Objective: To explore the perceptions of online information privacy and confidentiality among older Canadians with chronic disease (Parkinson’s Disease).
Methods: Using a descriptive qualitative research design, a convenience sample of community dwelling individuals with PD was recruited through PD community based groups. Participants self reported as Internet users. Data was collected through in-depth semi-structured interviews.
Results: Ten (6 males; 4 females) individuals with a mean age of 71.4 years and 5.3 years since PD diagnosis were included in the study. Data analysis resulted in four major themes regarding participant perceptions: (1) ‘Privacy Preferences’ included discussions of private information, privacy exceptions, and preferred anonymity; (2) ‘Online Information Safety’ revealed media, family, and friends as valued sources of knowledge; (3) ‘Privacy Concerns’ included issues of physical vulnerability, the lack of ‘people’ online, and lack of awareness concerning privacy legislation and policy; and, (4) ‘Internet Indifference’ reflected a reliance on traditional information sources.

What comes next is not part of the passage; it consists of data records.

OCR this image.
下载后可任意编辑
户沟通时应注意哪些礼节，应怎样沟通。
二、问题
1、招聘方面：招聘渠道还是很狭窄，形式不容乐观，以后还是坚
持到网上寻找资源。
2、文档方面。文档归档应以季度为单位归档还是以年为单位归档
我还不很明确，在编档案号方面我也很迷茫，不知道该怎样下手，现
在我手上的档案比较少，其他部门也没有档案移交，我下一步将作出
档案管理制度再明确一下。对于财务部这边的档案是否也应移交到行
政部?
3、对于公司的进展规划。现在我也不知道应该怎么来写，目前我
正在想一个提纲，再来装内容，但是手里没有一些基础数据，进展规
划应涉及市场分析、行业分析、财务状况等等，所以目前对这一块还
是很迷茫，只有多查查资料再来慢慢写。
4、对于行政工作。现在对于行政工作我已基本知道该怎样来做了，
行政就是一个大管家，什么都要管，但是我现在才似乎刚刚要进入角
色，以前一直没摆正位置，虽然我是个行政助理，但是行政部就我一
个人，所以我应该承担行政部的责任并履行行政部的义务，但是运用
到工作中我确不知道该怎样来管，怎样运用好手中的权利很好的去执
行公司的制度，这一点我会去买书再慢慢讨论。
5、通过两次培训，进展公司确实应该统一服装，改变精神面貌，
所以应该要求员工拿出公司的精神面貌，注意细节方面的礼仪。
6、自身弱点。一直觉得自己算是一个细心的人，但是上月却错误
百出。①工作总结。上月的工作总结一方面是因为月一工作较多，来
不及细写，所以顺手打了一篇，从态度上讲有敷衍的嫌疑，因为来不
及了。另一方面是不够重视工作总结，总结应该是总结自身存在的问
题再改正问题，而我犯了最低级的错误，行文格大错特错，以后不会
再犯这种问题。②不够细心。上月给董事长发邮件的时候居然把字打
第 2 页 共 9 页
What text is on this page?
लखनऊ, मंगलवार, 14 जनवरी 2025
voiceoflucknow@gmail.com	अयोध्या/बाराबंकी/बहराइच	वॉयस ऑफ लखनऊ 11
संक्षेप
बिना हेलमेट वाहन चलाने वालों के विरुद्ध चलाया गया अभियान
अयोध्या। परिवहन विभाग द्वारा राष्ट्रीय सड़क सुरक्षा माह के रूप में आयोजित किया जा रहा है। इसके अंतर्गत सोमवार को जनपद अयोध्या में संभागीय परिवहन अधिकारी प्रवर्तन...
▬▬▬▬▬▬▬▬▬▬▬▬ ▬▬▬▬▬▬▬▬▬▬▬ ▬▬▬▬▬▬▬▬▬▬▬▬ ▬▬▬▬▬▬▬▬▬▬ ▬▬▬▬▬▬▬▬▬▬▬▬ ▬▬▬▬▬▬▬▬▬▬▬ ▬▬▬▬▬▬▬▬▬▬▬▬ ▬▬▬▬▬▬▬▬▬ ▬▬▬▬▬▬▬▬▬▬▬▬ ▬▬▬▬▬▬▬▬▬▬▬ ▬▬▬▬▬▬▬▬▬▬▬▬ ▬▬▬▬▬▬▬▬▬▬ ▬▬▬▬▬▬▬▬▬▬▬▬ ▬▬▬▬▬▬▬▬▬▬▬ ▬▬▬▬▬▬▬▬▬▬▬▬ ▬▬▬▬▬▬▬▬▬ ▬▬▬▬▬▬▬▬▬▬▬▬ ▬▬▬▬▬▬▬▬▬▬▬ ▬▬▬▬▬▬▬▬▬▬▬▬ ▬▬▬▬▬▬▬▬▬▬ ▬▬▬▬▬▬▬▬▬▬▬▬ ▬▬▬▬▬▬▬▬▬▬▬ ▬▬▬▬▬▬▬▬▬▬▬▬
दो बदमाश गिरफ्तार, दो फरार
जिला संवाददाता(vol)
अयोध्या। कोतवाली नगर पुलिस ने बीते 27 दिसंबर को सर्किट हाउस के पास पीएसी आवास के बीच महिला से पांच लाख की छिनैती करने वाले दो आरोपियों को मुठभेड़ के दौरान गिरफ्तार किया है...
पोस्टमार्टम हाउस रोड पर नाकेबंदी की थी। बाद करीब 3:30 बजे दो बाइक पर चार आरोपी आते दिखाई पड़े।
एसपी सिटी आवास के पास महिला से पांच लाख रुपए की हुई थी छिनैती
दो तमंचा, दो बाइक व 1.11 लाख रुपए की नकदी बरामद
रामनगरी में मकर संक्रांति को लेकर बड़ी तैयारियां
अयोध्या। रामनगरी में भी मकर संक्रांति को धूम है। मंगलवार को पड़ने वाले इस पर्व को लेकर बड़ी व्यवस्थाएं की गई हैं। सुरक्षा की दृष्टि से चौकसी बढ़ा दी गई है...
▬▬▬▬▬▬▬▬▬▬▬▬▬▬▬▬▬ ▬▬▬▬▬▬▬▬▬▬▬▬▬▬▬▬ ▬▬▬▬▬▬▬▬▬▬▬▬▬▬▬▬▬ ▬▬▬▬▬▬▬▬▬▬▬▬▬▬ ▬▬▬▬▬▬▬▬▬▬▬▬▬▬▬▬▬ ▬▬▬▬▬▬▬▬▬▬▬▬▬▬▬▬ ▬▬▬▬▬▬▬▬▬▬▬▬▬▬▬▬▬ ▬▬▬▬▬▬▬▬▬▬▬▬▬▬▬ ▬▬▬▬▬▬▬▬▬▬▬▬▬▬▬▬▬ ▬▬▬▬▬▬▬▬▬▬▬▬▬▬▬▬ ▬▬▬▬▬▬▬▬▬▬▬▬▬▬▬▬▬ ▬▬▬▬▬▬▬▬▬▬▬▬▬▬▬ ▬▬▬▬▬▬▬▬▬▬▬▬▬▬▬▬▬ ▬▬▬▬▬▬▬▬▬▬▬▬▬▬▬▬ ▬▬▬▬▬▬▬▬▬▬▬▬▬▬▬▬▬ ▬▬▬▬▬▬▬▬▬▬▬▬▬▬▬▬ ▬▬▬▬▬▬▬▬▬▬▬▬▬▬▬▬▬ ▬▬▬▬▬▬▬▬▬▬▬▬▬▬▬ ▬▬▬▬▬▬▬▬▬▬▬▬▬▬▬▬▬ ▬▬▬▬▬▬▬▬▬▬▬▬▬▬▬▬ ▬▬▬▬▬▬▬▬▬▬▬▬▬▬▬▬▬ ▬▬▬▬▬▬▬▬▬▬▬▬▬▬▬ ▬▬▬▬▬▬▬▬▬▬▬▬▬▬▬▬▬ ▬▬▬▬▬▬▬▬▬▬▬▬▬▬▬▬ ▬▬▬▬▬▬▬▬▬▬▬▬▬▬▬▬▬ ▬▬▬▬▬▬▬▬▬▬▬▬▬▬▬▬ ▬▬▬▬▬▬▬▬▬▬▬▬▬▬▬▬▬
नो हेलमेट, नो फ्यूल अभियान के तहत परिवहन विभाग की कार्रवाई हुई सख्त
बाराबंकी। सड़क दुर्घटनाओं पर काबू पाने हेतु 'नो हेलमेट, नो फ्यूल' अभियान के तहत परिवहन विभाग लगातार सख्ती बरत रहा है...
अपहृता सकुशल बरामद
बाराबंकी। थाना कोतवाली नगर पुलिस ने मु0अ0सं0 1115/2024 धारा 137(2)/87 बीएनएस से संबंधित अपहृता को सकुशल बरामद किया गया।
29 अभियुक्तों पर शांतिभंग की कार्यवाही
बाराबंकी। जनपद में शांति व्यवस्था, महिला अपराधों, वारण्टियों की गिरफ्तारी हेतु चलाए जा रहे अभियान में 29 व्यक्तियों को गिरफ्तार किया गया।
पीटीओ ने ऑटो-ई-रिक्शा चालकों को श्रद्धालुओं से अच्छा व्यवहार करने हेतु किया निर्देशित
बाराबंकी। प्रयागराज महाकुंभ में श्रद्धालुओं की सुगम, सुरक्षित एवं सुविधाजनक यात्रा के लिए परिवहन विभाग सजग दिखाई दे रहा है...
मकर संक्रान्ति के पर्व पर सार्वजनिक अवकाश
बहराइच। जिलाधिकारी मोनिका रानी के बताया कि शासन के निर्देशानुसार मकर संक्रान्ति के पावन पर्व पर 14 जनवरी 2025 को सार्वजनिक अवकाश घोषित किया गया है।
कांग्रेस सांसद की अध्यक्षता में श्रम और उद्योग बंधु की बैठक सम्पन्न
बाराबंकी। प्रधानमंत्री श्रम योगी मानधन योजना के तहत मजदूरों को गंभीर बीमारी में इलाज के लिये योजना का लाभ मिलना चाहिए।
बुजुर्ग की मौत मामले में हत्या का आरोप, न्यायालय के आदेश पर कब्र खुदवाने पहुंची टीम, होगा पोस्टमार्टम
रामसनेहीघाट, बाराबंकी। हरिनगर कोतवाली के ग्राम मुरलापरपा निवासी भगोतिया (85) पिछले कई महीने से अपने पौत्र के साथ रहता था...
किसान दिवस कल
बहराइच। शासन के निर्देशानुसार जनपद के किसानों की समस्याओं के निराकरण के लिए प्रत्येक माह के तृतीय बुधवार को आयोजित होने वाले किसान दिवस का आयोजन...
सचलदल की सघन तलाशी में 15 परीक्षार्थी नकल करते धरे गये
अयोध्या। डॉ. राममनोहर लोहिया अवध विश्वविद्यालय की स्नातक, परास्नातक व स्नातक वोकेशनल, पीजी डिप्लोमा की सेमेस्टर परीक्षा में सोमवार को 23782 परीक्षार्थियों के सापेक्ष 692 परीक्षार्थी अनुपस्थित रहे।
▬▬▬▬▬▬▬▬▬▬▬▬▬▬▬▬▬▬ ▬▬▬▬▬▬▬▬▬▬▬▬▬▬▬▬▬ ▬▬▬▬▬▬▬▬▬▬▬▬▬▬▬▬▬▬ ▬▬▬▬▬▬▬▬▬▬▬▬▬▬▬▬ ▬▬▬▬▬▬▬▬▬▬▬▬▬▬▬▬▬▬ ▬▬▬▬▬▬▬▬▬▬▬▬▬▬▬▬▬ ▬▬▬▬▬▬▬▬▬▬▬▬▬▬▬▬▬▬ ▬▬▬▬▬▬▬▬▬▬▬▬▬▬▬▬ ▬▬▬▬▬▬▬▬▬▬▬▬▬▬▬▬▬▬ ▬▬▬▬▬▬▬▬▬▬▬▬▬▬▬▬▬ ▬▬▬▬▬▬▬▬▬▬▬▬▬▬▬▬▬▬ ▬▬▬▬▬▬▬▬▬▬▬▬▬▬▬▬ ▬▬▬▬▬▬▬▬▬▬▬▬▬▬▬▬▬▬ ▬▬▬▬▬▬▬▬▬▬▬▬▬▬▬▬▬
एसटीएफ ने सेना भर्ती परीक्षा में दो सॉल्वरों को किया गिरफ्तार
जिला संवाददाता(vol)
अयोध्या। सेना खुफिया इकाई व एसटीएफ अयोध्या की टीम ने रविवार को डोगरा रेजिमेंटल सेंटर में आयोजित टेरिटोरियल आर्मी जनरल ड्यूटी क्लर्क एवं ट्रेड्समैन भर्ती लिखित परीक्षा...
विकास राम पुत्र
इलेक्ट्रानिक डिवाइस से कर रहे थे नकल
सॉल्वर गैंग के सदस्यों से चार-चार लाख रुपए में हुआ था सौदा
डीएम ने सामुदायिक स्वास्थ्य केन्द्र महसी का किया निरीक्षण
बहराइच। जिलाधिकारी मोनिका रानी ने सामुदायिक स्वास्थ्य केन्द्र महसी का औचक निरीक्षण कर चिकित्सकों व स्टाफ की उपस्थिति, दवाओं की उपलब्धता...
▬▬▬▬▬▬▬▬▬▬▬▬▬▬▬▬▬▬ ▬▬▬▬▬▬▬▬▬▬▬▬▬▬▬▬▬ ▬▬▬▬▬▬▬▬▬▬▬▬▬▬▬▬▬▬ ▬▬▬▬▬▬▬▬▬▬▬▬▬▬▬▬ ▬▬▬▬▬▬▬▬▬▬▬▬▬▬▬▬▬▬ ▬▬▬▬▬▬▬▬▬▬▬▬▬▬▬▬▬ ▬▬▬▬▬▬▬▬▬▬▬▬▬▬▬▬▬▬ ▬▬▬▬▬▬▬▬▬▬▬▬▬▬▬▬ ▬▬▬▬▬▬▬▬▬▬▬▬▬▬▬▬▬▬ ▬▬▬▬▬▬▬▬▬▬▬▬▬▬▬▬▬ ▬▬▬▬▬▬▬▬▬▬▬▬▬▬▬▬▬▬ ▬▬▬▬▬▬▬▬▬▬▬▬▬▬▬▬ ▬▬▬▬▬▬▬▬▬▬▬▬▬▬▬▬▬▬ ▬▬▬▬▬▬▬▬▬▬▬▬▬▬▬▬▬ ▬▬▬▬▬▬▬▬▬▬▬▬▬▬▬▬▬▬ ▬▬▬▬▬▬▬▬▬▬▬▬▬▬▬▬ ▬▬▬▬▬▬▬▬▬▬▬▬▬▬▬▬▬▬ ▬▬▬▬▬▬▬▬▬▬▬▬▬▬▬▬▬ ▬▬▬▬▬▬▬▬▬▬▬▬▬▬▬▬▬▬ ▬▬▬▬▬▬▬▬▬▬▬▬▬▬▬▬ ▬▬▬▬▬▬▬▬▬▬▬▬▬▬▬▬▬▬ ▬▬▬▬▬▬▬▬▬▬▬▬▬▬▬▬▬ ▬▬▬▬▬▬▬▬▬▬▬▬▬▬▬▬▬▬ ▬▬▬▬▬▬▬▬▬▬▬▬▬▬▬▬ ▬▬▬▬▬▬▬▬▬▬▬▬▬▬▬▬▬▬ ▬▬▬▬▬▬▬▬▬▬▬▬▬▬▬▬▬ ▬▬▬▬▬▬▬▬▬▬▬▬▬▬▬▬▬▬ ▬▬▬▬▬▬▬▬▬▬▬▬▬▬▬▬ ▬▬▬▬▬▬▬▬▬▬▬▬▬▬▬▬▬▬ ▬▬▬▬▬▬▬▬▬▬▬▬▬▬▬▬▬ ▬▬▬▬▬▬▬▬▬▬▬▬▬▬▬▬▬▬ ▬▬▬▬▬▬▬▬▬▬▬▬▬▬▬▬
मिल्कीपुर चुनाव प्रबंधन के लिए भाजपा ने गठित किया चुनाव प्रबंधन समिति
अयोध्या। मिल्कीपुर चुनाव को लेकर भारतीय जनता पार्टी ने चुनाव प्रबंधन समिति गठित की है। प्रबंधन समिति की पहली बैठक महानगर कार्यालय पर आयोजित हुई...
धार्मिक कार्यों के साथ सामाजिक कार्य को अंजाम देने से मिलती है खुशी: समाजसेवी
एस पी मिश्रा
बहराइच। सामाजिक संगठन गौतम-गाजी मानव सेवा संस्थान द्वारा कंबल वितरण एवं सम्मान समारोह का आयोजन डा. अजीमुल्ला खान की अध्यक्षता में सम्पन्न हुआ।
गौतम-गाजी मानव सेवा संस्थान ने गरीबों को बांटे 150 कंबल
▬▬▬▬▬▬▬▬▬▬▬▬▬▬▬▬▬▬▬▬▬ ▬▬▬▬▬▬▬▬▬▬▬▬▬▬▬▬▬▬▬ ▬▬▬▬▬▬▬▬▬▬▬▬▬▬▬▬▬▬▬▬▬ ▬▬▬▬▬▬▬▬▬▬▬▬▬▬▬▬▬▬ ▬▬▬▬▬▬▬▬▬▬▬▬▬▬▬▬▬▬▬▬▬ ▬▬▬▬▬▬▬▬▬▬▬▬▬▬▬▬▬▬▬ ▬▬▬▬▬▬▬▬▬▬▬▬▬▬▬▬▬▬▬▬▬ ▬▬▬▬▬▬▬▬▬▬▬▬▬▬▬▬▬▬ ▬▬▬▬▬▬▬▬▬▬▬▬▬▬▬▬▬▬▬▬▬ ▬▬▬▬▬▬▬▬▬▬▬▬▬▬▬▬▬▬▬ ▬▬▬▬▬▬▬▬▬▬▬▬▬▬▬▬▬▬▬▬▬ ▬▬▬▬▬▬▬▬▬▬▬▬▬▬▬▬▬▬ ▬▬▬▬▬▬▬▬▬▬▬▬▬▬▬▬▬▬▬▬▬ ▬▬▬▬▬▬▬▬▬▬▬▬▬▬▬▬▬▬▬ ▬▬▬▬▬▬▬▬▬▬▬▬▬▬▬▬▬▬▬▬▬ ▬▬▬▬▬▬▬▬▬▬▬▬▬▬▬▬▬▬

Conclusions: Study results highlighted a number of worrisome issues related to privacy perceptions of older individuals with PD that seemingly discouraged their use of Internet-based health care resources. The Internet was perceived to be mysterious and confusing which contributed to participants’ fears about online information privacy and concern for information privacy breaches. Participants’ views on information privacy were strongly influenced by mass media reports and by close family and friends. There was a lack of participant awareness of the policies in place to protect online privacy. The link between self-reported physical vulnerability due to PD, and privacy concerns about using the Internet, requires further investigation. Currently, we fail to address feelings of physical vulnerability in those with PD as it relates to their use of the Internet. With growing numbers of health care consumers turning to the Internet for information and support, this work points to the need for further inquiry into consumers’ perceptions of online information privacy to ensure safe and user-friendly ways for older individuals with chronic diseases such as PD to gain support and knowledge through the Internet.